Periton diyalizi, karın boşluğuna verilen özel bir solüsyon aracılığı ile, hastanın kendi karın zarı kullanılarak kanın zararlı maddelerden arındırılması ve sıvı dengesinin sağlanması işlemidir. Hemodiyaliz ise, kanın vücut dışında bir makina yardımı ile temizlenip vücuda geri verilmesi işlemidir. Kan bir iğne aracılığı ile hastanın kolundan alınır. Hemodiyaliz makinası, diyalizör denen bir filtreden kanı sürekli geçirerek zararlı maddeleri ve fazla suyu filtre eder. Filtre edilen temiz kan ikinci bir iğne ile hastanın damarına geri verilir. Bu işlem yapılırken bazen, gıda içerikli sıvı verilmesi gerekmektedir.
Buna göre hastaya herhangi bir sıvı maddesi verilmeden gerçekleştirilen hemodiyalizde oruç bozulmaz. Diğer diyaliz çeşitlerinde ise, vücuda gıda içerikli sıvı verildiği için oruç bozulur.
Halk arasında anjiyo olarak bilinen operasyon, teşhise yönelik (anjiyografi) ve tedaviye yönelik olarak uygulanmaktadır. Anjiyografi vücut damarlarının görüntülenmesi demektir. Damar içine damarların görünür hale gelmesini sağlayan ve kontrast madde olarak tanımlanan ilaç verilerek, anjiyogram adı verilen filmler elde edilir. Anjiyografi sayesinde organları besleyen damarlar görüntülenerek damar hastalıkları veya bu damarlardan beslenen organlara ait tanı koydurucu bilgiler edinilir. Tedaviye yönelik olarak uygulanan anjiyonun klasik yöntemi anjiyoplastidir. Bu ise, dar veya tam tıkalı damarların balon ya da stent denilen özel araçlarla tekrar açılması için yapılır.
Bu bilgiler ışığında gerek anjiyografi, gerekse anjiyoplasti operasyonlarında yemek ve içmek anlamı bulunmadığından, oruç bozulmaz.
Deri üzerindeki gözenekler ve deri altındaki kılcal damarlar yoluyla vücuda sürülen yağ, merhem ve benzeri şeyler emilerek kana karışmaktadır. Ancak cildin bu emişi, çok az ve yavaş olmaktadır. Diğer taraftan bu yeme içme anlamına da gelmemektedir. Bu itibarla, deri üzerine sürülen merhem, yapıştırılan ilaçlı bantlar orucu bozmaz.

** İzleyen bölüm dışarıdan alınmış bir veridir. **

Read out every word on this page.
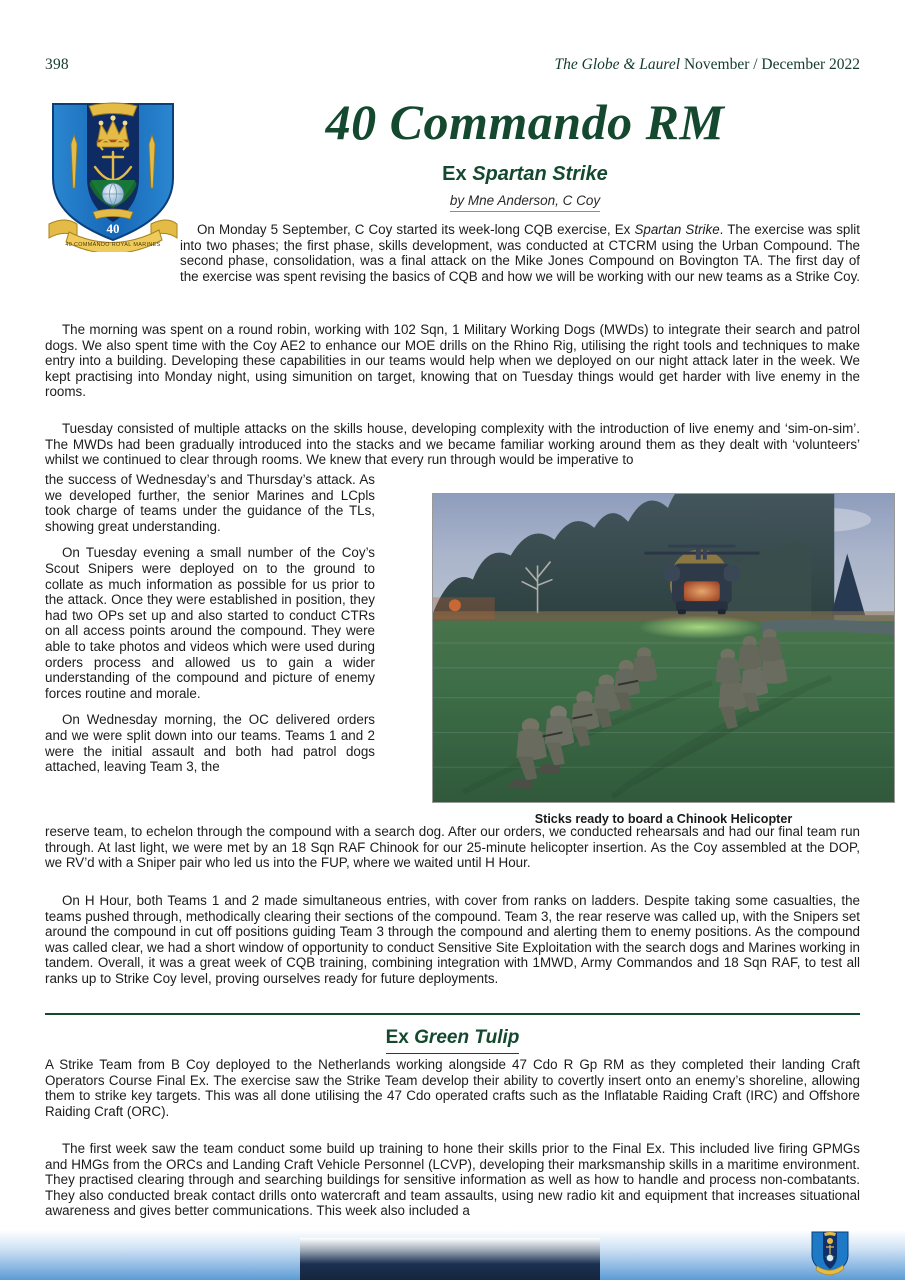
398	The Globe & Laurel November / December 2022
40
40 COMMANDO ROYAL MARINES
40 Commando RM
Ex Spartan Strike
by Mne Anderson, C Coy

On Monday 5 September, C Coy started its week-long CQB exercise, Ex Spartan Strike. The exercise was split into two phases; the first phase, skills development, was conducted at CTCRM using the Urban Compound. The second phase, consolidation, was a final attack on the Mike Jones Compound on Bovington TA. The first day of the exercise was spent revising the basics of CQB and how we will be working with our new teams as a Strike Coy.

The morning was spent on a round robin, working with 102 Sqn, 1 Military Working Dogs (MWDs) to integrate their search and patrol dogs. We also spent time with the Coy AE2 to enhance our MOE drills on the Rhino Rig, utilising the right tools and techniques to make entry into a building. Developing these capabilities in our teams would help when we deployed on our night attack later in the week. We kept practising into Monday night, using simunition on target, knowing that on Tuesday things would get harder with live enemy in the rooms.

Tuesday consisted of multiple attacks on the skills house, developing complexity with the introduction of live enemy and ‘sim-on-sim’. The MWDs had been gradually introduced into the stacks and we became familiar working around them as they dealt with ‘volunteers’ whilst we continued to clear through rooms. We knew that every run through would be imperative to

the success of Wednesday’s and Thursday’s attack. As we developed further, the senior Marines and LCpls took charge of teams under the guidance of the TLs, showing great understanding.

On Tuesday evening a small number of the Coy’s Scout Snipers were deployed on to the ground to collate as much information as possible for us prior to the attack. Once they were established in position, they had two OPs set up and also started to conduct CTRs on all access points around the compound. They were able to take photos and videos which were used during orders process and allowed us to gain a wider understanding of the compound and picture of enemy forces routine and morale.

On Wednesday morning, the OC delivered orders and we were split down into our teams. Teams 1 and 2 were the initial assault and both had patrol dogs attached, leaving Team 3, the

Sticks ready to board a Chinook Helicopter

reserve team, to echelon through the compound with a search dog. After our orders, we conducted rehearsals and had our final team run through. At last light, we were met by an 18 Sqn RAF Chinook for our 25-minute helicopter insertion. As the Coy assembled at the DOP, we RV’d with a Sniper pair who led us into the FUP, where we waited until H Hour.

On H Hour, both Teams 1 and 2 made simultaneous entries, with cover from ranks on ladders. Despite taking some casualties, the teams pushed through, methodically clearing their sections of the compound. Team 3, the rear reserve was called up, with the Snipers set around the compound in cut off positions guiding Team 3 through the compound and alerting them to enemy positions. As the compound was called clear, we had a short window of opportunity to conduct Sensitive Site Exploitation with the search dogs and Marines working in tandem. Overall, it was a great week of CQB training, combining integration with 1MWD, Army Commandos and 18 Sqn RAF, to test all ranks up to Strike Coy level, proving ourselves ready for future deployments.

Ex Green Tulip

A Strike Team from B Coy deployed to the Netherlands working alongside 47 Cdo R Gp RM as they completed their landing Craft Operators Course Final Ex. The exercise saw the Strike Team develop their ability to covertly insert onto an enemy’s shoreline, allowing them to strike key targets. This was all done utilising the 47 Cdo operated crafts such as the Inflatable Raiding Craft (IRC) and Offshore Raiding Craft (ORC).

The first week saw the team conduct some build up training to hone their skills prior to the Final Ex. This included live firing GPMGs and HMGs from the ORCs and Landing Craft Vehicle Personnel (LCVP), developing their marksmanship skills in a maritime environment. They practised clearing through and searching buildings for sensitive information as well as how to handle and process non-combatants. They also conducted break contact drills onto watercraft and team assaults, using new radio kit and equipment that increases situational awareness and gives better communications. This week also included a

Midedeki hastalığı tespit amacıyla mideyi görüntülemek veya mideden parça almak için yaptırılan endoskopide, ağız yoluyla mideye tıbbî bir cihaz sarkıtılmakta ve işlem bittikten sonra çıkarılmaktadır. Kolonlardaki hastalığı teşhis etmek amacıyla, bağırsak içini görüntülemek veya parça almak için yapılan kolonoskopide, makattan bağırsaklara cihaz gönderilmekte ve işlem bittikten sonra çıkarılmaktadır. Kolonoskopide, hemen daima, endoskopide de genellikle, incelenecek alanın temizliğini sağlamak amacıyla cihaz içinden su verilmektedir. Endoskopi veya kolonoskopi yaptırmak; makat veya ferçten ultrason çektirmek, yeme, içme anlamına gelmemekle birlikte, çoğunlukla cihaz içinden su verildiği için oruç bozulur. Ancak söz konusu işlemlerde cihazların kullanımı sırasında sindirim sistemine su, yağ ve benzeri gıda özelliği taşıyan bir madde girmemesi durumunda endoskopi, kolonoskopi yaptırmak, makat veya ferçten ultrason çektirmek orucu bozmaz.